Different sources (like the Larousse Gastronomique), however, doubt that Charpentier, rather than the head waiter, was serving the prince, because he would have been too young. A less fantastical version emerges from Elsie Lee's interview with him in the 1950s. There, Charpentier explained at length that "his complicated version began as the dish of pancakes with fruit sauce his foster mother made on very special occasions." The addition of liqueur was common among chefs in Paris at the time.

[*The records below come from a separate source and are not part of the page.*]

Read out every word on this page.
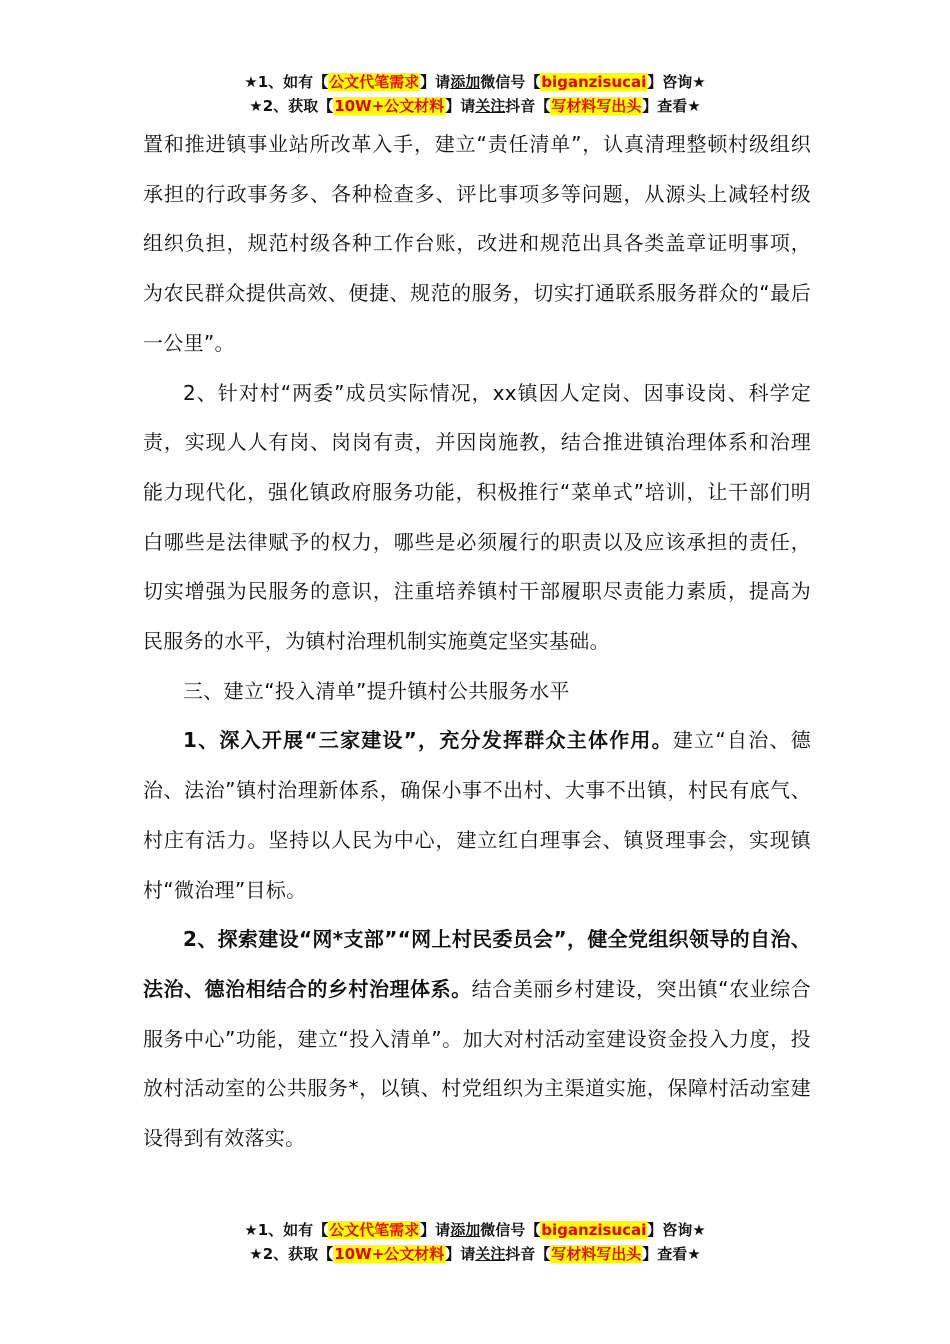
★1、如有【公文代笔需求】请添加微信号【biganzisucai】咨询★
★2、获取【10W+公文材料】请关注抖音【写材料写出头】查看★

置和推进镇事业站所改革入手，建立“责任清单”，认真清理整顿村级组织承担的行政事务多、各种检查多、评比事项多等问题，从源头上减轻村级组织负担，规范村级各种工作台账，改进和规范出具各类盖章证明事项，为农民群众提供高效、便捷、规范的服务，切实打通联系服务群众的“最后一公里”。

2、针对村“两委”成员实际情况，xx镇因人定岗、因事设岗、科学定责，实现人人有岗、岗岗有责，并因岗施教，结合推进镇治理体系和治理能力现代化，强化镇政府服务功能，积极推行“菜单式”培训，让干部们明白哪些是法律赋予的权力，哪些是必须履行的职责以及应该承担的责任，切实增强为民服务的意识，注重培养镇村干部履职尽责能力素质，提高为民服务的水平，为镇村治理机制实施奠定坚实基础。

三、建立“投入清单”提升镇村公共服务水平

1、深入开展“三家建设”，充分发挥群众主体作用。建立“自治、德治、法治”镇村治理新体系，确保小事不出村、大事不出镇，村民有底气、村庄有活力。坚持以人民为中心，建立红白理事会、镇贤理事会，实现镇村“微治理”目标。

2、探索建设“网*支部”“网上村民委员会”，健全党组织领导的自治、法治、德治相结合的乡村治理体系。结合美丽乡村建设，突出镇“农业综合服务中心”功能，建立“投入清单”。加大对村活动室建设资金投入力度，投放村活动室的公共服务*，以镇、村党组织为主渠道实施，保障村活动室建设得到有效落实。

★1、如有【公文代笔需求】请添加微信号【biganzisucai】咨询★
★2、获取【10W+公文材料】请关注抖音【写材料写出头】查看★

The other claim states that the dish was named in honour of French actress Suzanne Reichenberg, who worked professionally under the name Suzette. In 1897, Reichenberg appeared at the Comédie-Française in the role of a maid, during which she served crêpes on stage. Monsieur Joseph, owner of Restaurant Marivaux, provided the crêpes. He decided to flambé the thin pancakes to attract the audience's attention and keep the food warm for the actors consuming them. Joseph was subsequently the director of the Paillard Restaurant in Paris and was later with the Savoy Hotel in London.

In 1896, Oscar Tschirky published the recipe as "Pancakes, Casino Style" with everything in place except the final flambée. Escoffier described Crêpes Suzette in the English version of his Guide Culinaire in 1907 (French 1903) the same way, also without the final flambée.

The dish was already a specialty of the French restaurant Marie's by 1898.